Según López Gatell, desde enero estábamos preparados para que el virus nos hiciera lo que el viento a Juárez. También nos espetó que el Presidente no era una fuente de contagio por su fuerza moral. El 4 de mayo se ponía alarmista y decía que las muertes podrían llegar a 8 mil, aunque el realismo al que nos tiene acostumbrados lo hizo corregir el 27 de mayo, cuando nos anunció que esperaban 15 mil. El 30 de mayo, severo, decía que las actitudes libertinas de los gobiernos locales nos podrían llevar a ¡30 mil fallecimientos!

Claro que el Presidente de la República desde el 11 de mayo anunciaba que ya se había logrado superar sin prohibiciones y el 12 de mayo ya andaba colgándole medallita de oro al pueblo por su responsabilidad y disciplina. Eso, un día después de que los mexicanos habían salido a festejar masivamente a sus mamacitas, porque lo grave había pasado, pues según López-Gatell había dicho un par de semanas antes que la peor etapa sería del 2 al 8 de mayo. Las consecuencias de aquel optimismo están registradas en las propias estadísticas oficiales.

Este es solo un puñado de las perlas declarativas provenientes del Presidente y del Subsecretario, quien vivió una inusitada fama mediática por su supuesta claridad para comunicar las cifras de la epidemia, para caer más tarde en el absoluto descrédito. Estoy seguro de que López-Gatell no es un charlatán y que tiene una buena formación científica, lo que hace evidente la manera abyecta en la que ha asumido su labor, para justificar y reforzar la supersticiosa percepción de su jefe sobre la crisis sanitaria. La selección la tomé de un hilo de Twitter publicado por @omegar.

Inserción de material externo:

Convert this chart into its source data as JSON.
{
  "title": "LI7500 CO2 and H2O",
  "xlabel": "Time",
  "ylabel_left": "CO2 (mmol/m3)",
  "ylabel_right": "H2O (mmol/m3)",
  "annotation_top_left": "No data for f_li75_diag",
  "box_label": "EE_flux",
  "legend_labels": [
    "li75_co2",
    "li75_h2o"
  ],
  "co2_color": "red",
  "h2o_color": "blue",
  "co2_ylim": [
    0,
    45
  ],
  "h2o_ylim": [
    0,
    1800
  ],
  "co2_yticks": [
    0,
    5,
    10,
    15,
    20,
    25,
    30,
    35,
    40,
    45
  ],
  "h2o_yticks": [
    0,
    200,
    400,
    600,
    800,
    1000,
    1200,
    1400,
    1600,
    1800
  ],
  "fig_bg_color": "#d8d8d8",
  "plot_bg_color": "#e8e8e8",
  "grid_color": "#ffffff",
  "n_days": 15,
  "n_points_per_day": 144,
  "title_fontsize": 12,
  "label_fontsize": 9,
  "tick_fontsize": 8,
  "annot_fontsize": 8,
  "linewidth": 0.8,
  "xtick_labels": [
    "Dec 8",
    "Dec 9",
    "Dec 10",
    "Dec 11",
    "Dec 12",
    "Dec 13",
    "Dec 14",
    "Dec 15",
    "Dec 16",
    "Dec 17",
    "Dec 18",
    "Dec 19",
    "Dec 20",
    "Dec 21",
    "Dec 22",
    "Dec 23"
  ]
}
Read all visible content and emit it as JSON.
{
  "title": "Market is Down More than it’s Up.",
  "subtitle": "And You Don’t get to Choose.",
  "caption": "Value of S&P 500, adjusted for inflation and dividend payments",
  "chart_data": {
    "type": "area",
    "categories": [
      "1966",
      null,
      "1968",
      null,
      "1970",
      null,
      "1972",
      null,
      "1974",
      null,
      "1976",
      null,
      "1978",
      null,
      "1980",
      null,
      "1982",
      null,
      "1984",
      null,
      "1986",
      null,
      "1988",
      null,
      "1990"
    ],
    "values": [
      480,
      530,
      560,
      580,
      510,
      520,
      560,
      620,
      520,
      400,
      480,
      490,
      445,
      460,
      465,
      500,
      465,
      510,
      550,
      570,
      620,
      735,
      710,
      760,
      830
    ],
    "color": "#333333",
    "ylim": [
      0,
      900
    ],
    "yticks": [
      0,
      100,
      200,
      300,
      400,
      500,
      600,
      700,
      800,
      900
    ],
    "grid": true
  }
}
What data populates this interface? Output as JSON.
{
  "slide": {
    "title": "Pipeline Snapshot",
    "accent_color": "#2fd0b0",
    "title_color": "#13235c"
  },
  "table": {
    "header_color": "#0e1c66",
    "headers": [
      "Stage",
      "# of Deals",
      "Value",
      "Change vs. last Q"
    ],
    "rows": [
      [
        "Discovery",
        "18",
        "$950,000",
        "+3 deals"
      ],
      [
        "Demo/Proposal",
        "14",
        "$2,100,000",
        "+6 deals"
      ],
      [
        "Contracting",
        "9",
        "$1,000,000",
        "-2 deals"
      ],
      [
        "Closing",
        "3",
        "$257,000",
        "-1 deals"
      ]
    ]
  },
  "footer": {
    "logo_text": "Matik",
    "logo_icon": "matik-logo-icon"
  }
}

El hecho es que la tragedia no para y el Gobierno ha tenido un desempeño lamentable. No ha informado bien y la negativa del Presidente a asumir la gravedad de la crisis no solo ha dado un mal ejemplo, traducido en el descreimiento de buena parte de la población del enorme riesgo que corre, sino que ha conducido a políticas públicas desastrosas, como la reapertura anticipada, obligada por su decisión de no tomar decisiones de política que redujeran el impacto económico del confinamiento. Su cerrazón a la posibilidad de echar a andar programas de salvamento de pequeñas y medianas empresas y, sobre todo, su terca oposición a la instauración de un ingreso vital de emergencia, ambas resultado de su proverbial tacañería con el uso de los recursos públicos, para no frenar sus obsesivos megaproyectos, ya está costando muchas vidas y condenará al país a un alto desempleo de largo plazo, por los miles de negocios que no volverán a abrir. En su momento tendrá que rendir cuentas por sus decisiones.